George Cressman
George Parmley Cressman was the National Weather Service director who applied computers to meteorology and helped to change weather forecasting into a codified science. In the 1950s, Dr. Cressman was responsible for developing the first program to accurately and reliably forecast the weather using a computer. The method was called the “Cressman Analysis” or “Cressman Method” and changed forecasting methods and allowed meteorologists to develop numerical weather prediction. He was the director of the Weather Service from 1965 to 1979.
Biography
George Cressman was born on October 7, 1919, in West Chester, Pennsylvania. As a boy, he got interested in weather and after his B. SC. at Pennsylvania State University, he enrolled during WWII in a military course of meteorology given at New York University to serve as a forecaster with the United States Army Air Forces. By January 1943, he was teaching meteorology to military students at the University of Chicago under the tutelage of Carl-Gustaf Rossby.After the war, George Cressman joined the U.S. Weather Bureau and served at remote weather stations before receiving his doctorate from the University of Chicago in 1949. Switching back to the Air Force's central weather command at Andrews Air Force Base, he worked on improving weather predictions in particular for atomic bomb tests in the Nevada desert of the 1950's. In 1954, Dr. Cressman began to apply the new computer technology to meteorology as the director of the National Meteorological Center, a joint military and civilian forecasting unit at the time, and soon after the US Weather Bureau used "Cressman Method", for computer-generated forecasts.

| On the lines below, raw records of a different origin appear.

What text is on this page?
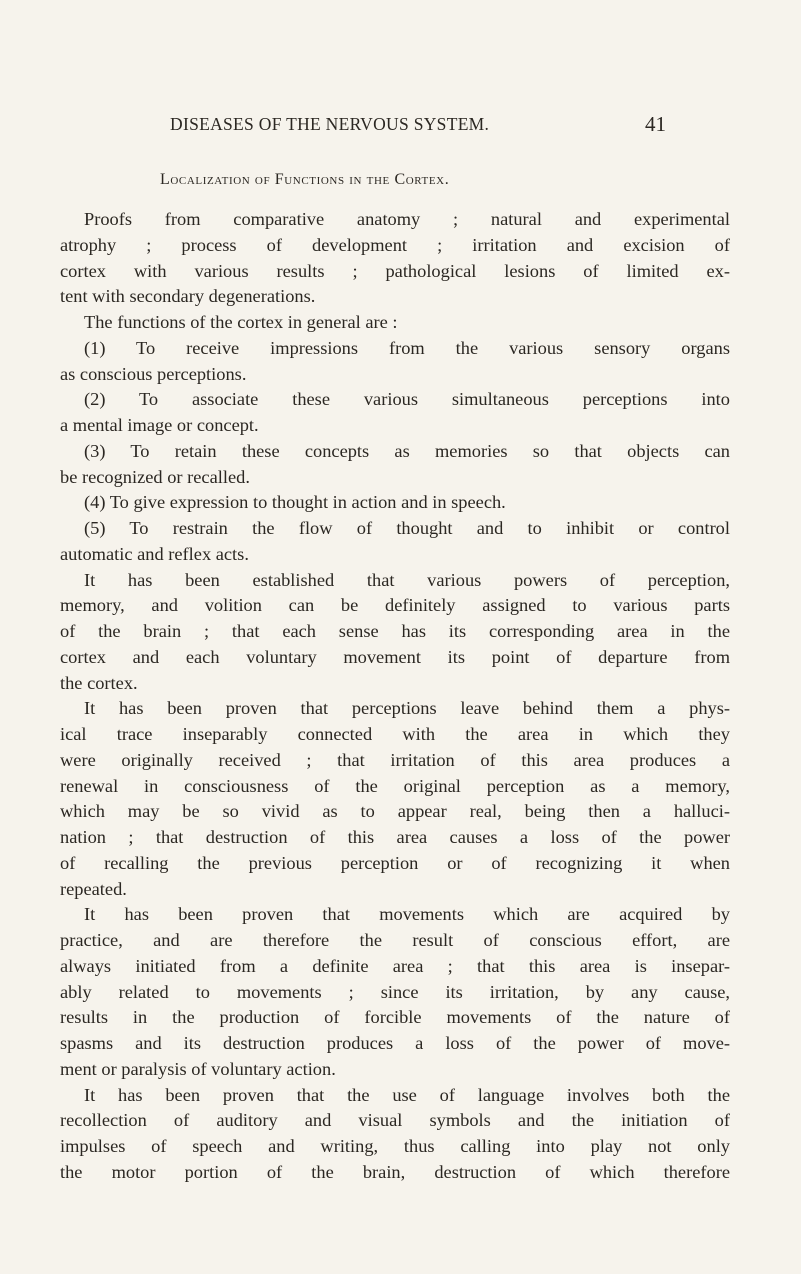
DISEASES OF THE NERVOUS SYSTEM.	41
Localization of Functions in the Cortex.
Proofs from comparative anatomy ; natural and experimental
atrophy ; process of development ; irritation and excision of
cortex with various results ; pathological lesions of limited ex-
tent with secondary degenerations.
The functions of the cortex in general are :
(1) To receive impressions from the various sensory organs
as conscious perceptions.
(2) To associate these various simultaneous perceptions into
a mental image or concept.
(3) To retain these concepts as memories so that objects can
be recognized or recalled.
(4) To give expression to thought in action and in speech.
(5) To restrain the flow of thought and to inhibit or control
automatic and reflex acts.
It has been established that various powers of perception,
memory, and volition can be definitely assigned to various parts
of the brain ; that each sense has its corresponding area in the
cortex and each voluntary movement its point of departure from
the cortex.
It has been proven that perceptions leave behind them a phys-
ical trace inseparably connected with the area in which they
were originally received ; that irritation of this area produces a
renewal in consciousness of the original perception as a memory,
which may be so vivid as to appear real, being then a halluci-
nation ; that destruction of this area causes a loss of the power
of recalling the previous perception or of recognizing it when
repeated.
It has been proven that movements which are acquired by
practice, and are therefore the result of conscious effort, are
always initiated from a definite area ; that this area is insepar-
ably related to movements ; since its irritation, by any cause,
results in the production of forcible movements of the nature of
spasms and its destruction produces a loss of the power of move-
ment or paralysis of voluntary action.
It has been proven that the use of language involves both the
recollection of auditory and visual symbols and the initiation of
impulses of speech and writing, thus calling into play not only
the motor portion of the brain, destruction of which therefore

In the early 1960's, Dr. Cressman pushed to share weather data with the Soviet Union. He became director of the Weather Bureau in 1965, expanding weather radar and local office networks across the country. He retired in 1979 but continued to work as a consultant to weather services in China, Spain and Brazil. He died April 17, 2008 at a long care facility in Rockville, Maryland. He had Alzheimer's disease.